The next step in the project is to study what people are actually doing with their proxy servers by examining data from proxy servers or cyber cafes, analyzing search data for proxy servers, or conducting surveys within human rights and blogger communities.  Zuckerman and the research team plan to collect behavioral data to determine user models, and apply their analysis within those models and a new set of tools.

3.1 LIAO Han Teng: Special Speech Zones in the Chinese-Written Internet

Han-Teng Liao will be focusing on theories of user-generated content, and specifically two major cases of user-generated content: (1) Baidu, and (2) Wikipedia.  William Chang, chief scientist of Baidu, has stated in the WWW2008 conference in Beijing that there is “no reason for China to use Wikipedia.”

He first argues that the debate over freedom v. control (“zhi” v. “luan”) has been neutralized by the government to some extent. Beijing has successfully replaced control with freedom.  According to a 2007 survey, over 80% of the Chinese people prefer government control, based on the idea that freedom leads to chaos or “luna” (e.g.

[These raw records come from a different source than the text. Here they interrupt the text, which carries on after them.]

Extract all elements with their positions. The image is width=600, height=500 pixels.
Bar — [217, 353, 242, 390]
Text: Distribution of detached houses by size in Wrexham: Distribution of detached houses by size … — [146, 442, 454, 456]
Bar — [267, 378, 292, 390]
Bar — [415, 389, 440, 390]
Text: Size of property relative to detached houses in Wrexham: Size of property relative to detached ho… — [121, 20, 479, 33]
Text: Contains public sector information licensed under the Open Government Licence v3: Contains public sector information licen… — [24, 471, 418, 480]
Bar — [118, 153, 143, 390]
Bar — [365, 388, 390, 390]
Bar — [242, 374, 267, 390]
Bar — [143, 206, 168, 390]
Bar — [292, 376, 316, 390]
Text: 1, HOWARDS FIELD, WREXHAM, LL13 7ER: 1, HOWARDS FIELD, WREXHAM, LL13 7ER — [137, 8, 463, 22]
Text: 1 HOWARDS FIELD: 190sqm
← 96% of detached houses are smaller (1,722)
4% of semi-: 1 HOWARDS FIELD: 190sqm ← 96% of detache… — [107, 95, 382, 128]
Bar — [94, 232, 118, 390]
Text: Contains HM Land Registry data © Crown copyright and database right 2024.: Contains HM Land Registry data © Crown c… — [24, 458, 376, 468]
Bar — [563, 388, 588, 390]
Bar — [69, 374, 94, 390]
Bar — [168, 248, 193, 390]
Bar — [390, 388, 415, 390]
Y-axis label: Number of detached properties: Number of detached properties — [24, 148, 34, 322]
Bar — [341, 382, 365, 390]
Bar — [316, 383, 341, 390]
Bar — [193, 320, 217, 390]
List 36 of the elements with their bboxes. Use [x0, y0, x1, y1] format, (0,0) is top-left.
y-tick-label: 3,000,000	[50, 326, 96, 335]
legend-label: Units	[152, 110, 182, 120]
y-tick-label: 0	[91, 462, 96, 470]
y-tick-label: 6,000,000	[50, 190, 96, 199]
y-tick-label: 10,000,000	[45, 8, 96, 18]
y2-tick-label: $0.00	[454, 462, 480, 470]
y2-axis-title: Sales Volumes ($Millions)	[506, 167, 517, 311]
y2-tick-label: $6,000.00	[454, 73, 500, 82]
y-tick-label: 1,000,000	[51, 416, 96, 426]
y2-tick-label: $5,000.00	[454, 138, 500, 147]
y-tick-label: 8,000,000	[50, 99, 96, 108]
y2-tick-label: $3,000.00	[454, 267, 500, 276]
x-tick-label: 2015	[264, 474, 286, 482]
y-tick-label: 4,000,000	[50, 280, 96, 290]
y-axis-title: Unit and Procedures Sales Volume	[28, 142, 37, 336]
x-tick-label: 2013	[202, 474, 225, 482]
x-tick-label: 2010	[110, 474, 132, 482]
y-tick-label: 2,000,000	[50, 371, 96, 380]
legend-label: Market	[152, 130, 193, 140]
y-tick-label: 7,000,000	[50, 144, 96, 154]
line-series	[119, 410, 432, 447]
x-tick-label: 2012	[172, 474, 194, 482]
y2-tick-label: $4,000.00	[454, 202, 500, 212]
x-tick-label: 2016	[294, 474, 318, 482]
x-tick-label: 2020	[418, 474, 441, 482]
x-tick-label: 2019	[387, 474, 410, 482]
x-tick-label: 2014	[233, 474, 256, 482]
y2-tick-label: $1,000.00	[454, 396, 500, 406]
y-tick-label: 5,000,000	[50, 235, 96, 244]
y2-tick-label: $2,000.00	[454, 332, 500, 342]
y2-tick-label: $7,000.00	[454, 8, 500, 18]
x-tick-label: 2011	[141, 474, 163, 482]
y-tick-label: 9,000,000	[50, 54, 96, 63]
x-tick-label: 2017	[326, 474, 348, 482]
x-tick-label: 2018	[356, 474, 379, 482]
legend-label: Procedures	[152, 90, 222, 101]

Tiananmen Square protests; Taiwan’s democracy and freedom that is perceived as chaotic).  

So we have reached a deadlock of sorts about these theories; Liao is therefore trying to modify the conceptual framework of control and freedom–looking at it instead as “zoning tech” v. “dynamic order.”  Free speech zones actual walls (e.g. in property zoning cases), and the government treats freedoms as exceptions. In “zoning technologies,” some free actions are allowed, but the mutual adjustment is among states, market players, and individuals.  In contrast, a dynamic order emerges from individual free actions and mutual adjustments to one another based on diverse set of principles.  Order can thus emerge from a free mutual adjustment online.  Instead of the “great firewall,” perhaps we can modify the metaphor to be a “great canal + a great dam.”

Reframing the question: How do we read the order online?  Beijing’s involvement has an impact on the dynamic order; perhaps the question is less about the dynamic order and more about the market order.  Perhaps the relationship is more divisive and less integrative.

Why Baidu Baike and Chinese Wikipedia?  Baidu is a rare and favoured-by-Beijing competitor to Wikipedia.